Audubon Florida News

Volunteers Make a Difference at Ahhochee Hill

posted on November 7, 2011 in Ahhochee Hill

In spite of rain over Ahhochee Hill Wildlife Sanctuary, six dedicated volunteers came out for a morning of removing invasive plants at Florida Audubon’s beautiful Hernando County sanctuary. Our work focused on removing berries from Coral Ardisia, (Ardisia crenata) one important step in the Sanctuary’s habitat restoration project. Once again our Florida Fish and Wildlife Conservation Commission Brooksville Ridge Volunteers coordinated by Annemarie Hammond out of the Chinsegut Nature Center was a huge help in recruiting volunteers. Volunteers are essential workers at Ahhochee Hill -we appreciate their dedication!

In 2010, Audubon of Florida’s Ahhochee Hill Wildlife Sanctuary applied for and was awarded a five year Wildlife Habitat Incentive Program  (WHIP) grant through USDA’s Natural Resource Conservation Services. The Sanctuary is comprised in large part by mixed hardwoods with remnant Sandhill and mature longleaf pines interspersed. Very little sunlight reaches the forest floor, and native ground cover has been replaced in some areas by invasive cogon grass and Coral Ardisia.

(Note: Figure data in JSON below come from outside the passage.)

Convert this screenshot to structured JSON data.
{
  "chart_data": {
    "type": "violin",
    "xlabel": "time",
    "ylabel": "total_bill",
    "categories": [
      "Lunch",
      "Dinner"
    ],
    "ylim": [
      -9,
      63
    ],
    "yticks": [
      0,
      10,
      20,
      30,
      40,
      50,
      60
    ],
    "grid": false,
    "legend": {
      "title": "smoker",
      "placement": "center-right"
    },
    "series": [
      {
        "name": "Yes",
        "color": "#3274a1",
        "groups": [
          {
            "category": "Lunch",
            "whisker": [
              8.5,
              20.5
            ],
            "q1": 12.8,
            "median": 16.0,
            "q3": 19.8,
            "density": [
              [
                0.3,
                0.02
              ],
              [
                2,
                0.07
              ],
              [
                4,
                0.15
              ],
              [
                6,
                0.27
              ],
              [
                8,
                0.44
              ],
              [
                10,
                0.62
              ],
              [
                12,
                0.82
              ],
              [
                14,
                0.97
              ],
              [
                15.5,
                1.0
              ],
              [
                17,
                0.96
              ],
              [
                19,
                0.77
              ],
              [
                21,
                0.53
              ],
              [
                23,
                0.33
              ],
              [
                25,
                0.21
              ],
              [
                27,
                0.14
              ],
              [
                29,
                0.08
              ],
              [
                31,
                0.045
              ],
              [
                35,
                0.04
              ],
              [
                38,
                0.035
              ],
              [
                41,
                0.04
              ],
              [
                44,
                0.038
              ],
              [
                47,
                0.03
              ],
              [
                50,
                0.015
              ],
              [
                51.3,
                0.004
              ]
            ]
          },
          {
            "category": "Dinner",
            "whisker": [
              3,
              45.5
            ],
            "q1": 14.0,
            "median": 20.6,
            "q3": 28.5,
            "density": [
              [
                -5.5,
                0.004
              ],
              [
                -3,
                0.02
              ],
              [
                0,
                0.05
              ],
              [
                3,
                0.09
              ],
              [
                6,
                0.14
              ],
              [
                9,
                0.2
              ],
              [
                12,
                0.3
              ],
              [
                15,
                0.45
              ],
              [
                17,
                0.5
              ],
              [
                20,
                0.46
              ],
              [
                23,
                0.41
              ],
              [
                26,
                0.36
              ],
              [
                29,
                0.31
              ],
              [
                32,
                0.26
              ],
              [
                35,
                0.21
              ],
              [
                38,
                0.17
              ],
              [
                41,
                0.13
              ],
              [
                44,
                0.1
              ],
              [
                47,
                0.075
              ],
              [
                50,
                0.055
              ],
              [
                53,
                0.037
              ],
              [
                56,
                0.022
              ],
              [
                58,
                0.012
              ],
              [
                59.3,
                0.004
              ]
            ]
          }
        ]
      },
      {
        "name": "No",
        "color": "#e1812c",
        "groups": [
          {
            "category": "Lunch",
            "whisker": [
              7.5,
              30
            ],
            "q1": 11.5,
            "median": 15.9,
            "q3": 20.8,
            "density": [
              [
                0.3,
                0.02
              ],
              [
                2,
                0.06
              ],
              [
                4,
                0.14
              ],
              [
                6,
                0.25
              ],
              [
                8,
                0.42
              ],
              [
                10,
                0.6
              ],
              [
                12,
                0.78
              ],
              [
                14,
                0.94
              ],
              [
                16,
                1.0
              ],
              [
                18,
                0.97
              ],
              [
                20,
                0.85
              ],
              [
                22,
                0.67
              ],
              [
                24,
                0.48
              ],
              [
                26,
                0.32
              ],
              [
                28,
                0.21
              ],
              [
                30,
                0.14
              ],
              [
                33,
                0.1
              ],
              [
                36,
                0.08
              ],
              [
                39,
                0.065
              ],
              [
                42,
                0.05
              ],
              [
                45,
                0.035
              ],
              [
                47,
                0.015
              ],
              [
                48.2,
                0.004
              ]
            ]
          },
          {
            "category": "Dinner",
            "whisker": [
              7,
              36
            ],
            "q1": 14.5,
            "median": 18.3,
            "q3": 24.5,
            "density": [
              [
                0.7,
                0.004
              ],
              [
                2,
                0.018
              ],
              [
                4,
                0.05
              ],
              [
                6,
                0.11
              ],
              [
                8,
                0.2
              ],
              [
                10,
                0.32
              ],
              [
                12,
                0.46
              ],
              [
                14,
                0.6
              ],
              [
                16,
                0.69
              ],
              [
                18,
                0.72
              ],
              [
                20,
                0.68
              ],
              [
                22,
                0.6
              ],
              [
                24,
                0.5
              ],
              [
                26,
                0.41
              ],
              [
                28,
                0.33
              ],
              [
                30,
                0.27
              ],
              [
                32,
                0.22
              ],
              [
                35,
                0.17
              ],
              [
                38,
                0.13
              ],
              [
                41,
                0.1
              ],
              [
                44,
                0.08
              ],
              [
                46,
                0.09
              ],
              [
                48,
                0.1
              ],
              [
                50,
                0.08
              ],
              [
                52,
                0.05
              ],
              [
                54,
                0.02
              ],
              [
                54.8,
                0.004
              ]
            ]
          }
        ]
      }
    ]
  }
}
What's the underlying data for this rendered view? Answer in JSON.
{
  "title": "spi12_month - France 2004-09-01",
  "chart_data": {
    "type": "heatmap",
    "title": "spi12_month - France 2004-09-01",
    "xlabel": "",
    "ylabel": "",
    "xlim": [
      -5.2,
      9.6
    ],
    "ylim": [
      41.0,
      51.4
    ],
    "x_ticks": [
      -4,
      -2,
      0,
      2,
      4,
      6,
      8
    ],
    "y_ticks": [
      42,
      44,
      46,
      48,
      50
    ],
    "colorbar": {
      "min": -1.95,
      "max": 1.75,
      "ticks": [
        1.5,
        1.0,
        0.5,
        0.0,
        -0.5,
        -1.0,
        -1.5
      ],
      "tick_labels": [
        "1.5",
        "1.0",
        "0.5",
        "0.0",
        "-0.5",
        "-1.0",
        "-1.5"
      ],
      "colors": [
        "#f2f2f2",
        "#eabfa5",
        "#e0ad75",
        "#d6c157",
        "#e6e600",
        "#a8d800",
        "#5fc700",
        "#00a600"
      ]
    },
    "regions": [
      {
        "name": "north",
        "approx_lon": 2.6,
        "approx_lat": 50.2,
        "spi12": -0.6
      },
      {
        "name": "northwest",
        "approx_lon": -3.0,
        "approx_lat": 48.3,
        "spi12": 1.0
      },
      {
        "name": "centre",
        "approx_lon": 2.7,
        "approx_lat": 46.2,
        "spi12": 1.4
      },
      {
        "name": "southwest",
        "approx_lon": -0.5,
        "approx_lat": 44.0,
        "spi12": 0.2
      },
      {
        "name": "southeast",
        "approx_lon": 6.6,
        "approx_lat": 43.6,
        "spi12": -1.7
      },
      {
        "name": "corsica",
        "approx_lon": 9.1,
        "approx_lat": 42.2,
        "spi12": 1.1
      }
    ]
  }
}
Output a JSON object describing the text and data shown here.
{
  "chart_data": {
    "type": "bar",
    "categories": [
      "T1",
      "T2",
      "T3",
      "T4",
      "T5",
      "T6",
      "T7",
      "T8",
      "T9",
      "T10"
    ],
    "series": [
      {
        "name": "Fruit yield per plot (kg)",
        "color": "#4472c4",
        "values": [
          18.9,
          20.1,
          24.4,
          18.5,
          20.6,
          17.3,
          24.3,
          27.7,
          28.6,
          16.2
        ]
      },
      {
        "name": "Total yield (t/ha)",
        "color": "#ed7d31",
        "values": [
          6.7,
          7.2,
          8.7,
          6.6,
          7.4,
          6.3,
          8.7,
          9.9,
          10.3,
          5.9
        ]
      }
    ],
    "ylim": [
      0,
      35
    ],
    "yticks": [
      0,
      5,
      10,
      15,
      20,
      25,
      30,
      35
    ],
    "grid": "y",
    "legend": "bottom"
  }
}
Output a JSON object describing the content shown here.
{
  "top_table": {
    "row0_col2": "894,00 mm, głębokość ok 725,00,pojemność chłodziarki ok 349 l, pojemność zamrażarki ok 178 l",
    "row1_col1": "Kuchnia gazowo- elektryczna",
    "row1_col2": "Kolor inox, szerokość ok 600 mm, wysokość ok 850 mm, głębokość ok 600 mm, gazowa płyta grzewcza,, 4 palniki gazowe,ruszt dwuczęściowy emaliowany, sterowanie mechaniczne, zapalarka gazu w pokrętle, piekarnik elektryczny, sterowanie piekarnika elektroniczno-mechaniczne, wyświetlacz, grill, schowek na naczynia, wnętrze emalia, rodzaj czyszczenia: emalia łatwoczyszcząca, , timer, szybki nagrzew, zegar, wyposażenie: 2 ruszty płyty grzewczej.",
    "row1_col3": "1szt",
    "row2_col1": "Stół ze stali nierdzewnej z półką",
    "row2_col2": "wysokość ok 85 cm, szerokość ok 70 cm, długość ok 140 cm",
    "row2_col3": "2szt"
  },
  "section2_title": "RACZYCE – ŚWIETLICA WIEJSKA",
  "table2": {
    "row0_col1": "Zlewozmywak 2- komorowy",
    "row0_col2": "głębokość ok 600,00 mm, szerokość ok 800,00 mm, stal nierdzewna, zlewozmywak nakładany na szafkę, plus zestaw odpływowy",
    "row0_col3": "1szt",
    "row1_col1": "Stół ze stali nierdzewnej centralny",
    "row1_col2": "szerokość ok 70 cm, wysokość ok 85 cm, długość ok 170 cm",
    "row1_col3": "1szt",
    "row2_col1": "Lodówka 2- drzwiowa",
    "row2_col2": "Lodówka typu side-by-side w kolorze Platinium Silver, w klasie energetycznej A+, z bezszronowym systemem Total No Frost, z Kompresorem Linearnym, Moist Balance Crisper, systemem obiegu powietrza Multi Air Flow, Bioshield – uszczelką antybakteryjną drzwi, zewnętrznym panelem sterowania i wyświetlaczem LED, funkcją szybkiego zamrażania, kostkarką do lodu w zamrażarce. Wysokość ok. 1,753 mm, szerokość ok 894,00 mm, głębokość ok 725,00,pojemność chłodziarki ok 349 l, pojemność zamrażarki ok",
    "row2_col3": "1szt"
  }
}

The primary objective of the grant is to enhance habitat quality for native wildlife species, including Northern Bobwhite Quail, white-tailed deer and Wild Turkey through longleaf pine restoration. This project will provide an excellent example of how properly managed private lands can benefit wildlife. As habitat improves, wildlife viewing should also improve. Reimbursement funds are available for roughly 70% of the cost of herbicides, establishing fire breaks, purchasing and planting longleaf pines and introducing fire to the property to encourage native species recovery. The funds provided by this TogetherGreen grant will be used to purchase herbicides necessary to treat the Coral Ardisia, helping us meet the 30% not covered by the WHIP grant.

The fire breaks were completed this summer and work is now concentrated on removal of the invasive plants. Removal of the invasives prior to tree thinning and planting is essential to control further spread of exotic plants. New plants can produce fruit in as little as two years. The seeds germinate at a rate of 84-98% within 40 days. Eradication  is labor intensive as the berries must be removed by hand prior to applying herbicides, as the berries are unaffected by spraying.  Every plant has the potential for 25-40 berries to ripen, fall and regenerate.  On Saturday, October 29 with a concentrated effort, nearly 50 pounds (two garbage bags full) of little red berries were removed by the TogetherGreen volunteers. That will keep thousands of more plants from spreading throughout our landscape!